ROBERT B. PARKER – Stone Cold. Putnam, hardcover, September 2003. Reprint paperback: Berkley, September 2004.
The fourth in Parker’s series featuring transplanted L.A. cop Jesse Stone finds Jesse faced with a pair of cold-blooded serial killers (is there any other kind?) in Paradise, a small New England town where Stone is the police chief, and which has the promise (at least since his arrival) of developing into a typical Murder Town, U.S.A.
Jesse is still in love with his ex-wife and seeing other women, trying to sort out his conflicting emotions with the help of a laconic psychiatrist, and committed to his job that offers a fresh challenge in each novel.
I had thought the thrill-killer as a subject of mystery novels was pretty well worn out, but Parker gives it a good run, although I didn’t read this as carefully as I have some Parker novels.

VAL McDERMID – The Torment of Others. St. Martin’s, hardcover, April 2005; paperback, August 2006.
McDermid’s series featuring criminal psychologist Tony Hill and DCI Carol Jordan has generated a BBC series that is inferior to the novels, and I just realized that three episodes from the most recent series on BBCAmerica are sitting unwatched on my DVD-R hard drive.
I have to admit that Tony Hill wears less well as a character than Carol Jordan (and I find this true of the TV series as well). However, McDermid seems to have found a pattern that pleases many readers as a brilliant, psychotic serial killer tests the skills of the police and consultant Hill.
I only wish that each successive novel didn’t seem less fresh than the preceding one.

JANET EVANOVICH – Ten Big Ones. St.

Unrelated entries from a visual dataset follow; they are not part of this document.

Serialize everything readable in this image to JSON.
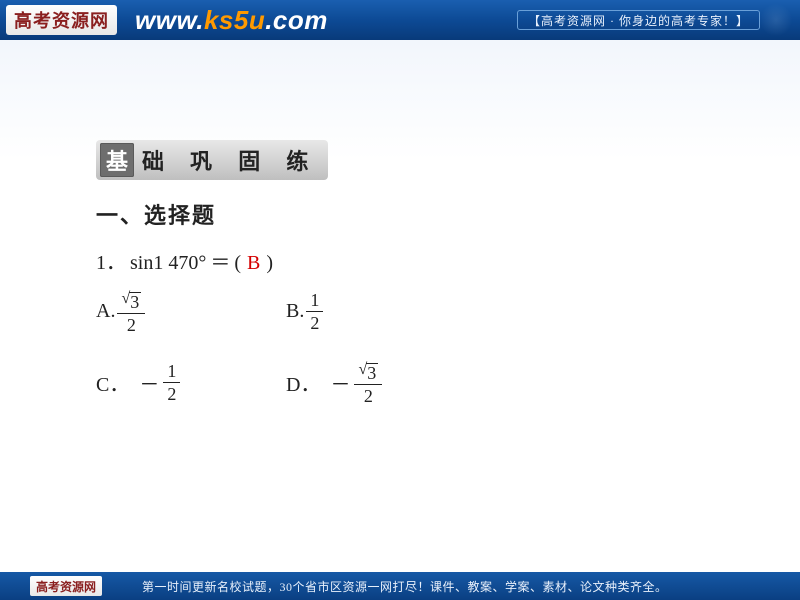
{
  "header": {
    "logo_text": "高考资源网",
    "url_pre": "www.",
    "url_mid": "ks5u",
    "url_post": ".com",
    "tagline": "【高考资源网 · 你身边的高考专家！】"
  },
  "badge": {
    "square_char": "基",
    "rest_text": "础 巩 固 练"
  },
  "section": {
    "title": "一、选择题"
  },
  "question": {
    "number": "1．",
    "expr_left": "sin1 470°",
    "equals": "＝",
    "paren_open": "(",
    "answer": "B",
    "paren_close": ")"
  },
  "options": {
    "a": {
      "letter": "A.",
      "neg": "",
      "sqrt_num": "3",
      "den": "2"
    },
    "b": {
      "letter": "B.",
      "neg": "",
      "num": "1",
      "den": "2"
    },
    "c": {
      "letter": "C．",
      "neg": "－",
      "num": "1",
      "den": "2"
    },
    "d": {
      "letter": "D．",
      "neg": "－",
      "sqrt_num": "3",
      "den": "2"
    }
  },
  "footer": {
    "logo_text": "高考资源网",
    "text": "第一时间更新名校试题，30个省市区资源一网打尽！课件、教案、学案、素材、论文种类齐全。"
  },
  "colors": {
    "accent_red": "#d40000",
    "header_blue": "#0d4a95"
  }
}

Martin’s, hardcover, June 2004; paperback, June 2005.
In her tenth appearance, Stephanie Plum becomes the target of a hit man when she antagonizes a Trenton NJ street gang.
She spends a fair amount of time hiding out in the plush hideaway of her would-be boyfriend and super bounty hunter Ranger, getting turned on by sleeping in his bed and feeling guilty because she’s “unfaithful” to her other would-be (and more often than not her actual) boy-friend, Vice Cop Joe Morelli.
Usual loony bunch of characters, and a now-you-see-it, now-you-don’t plot line that more or less keeps things afloat.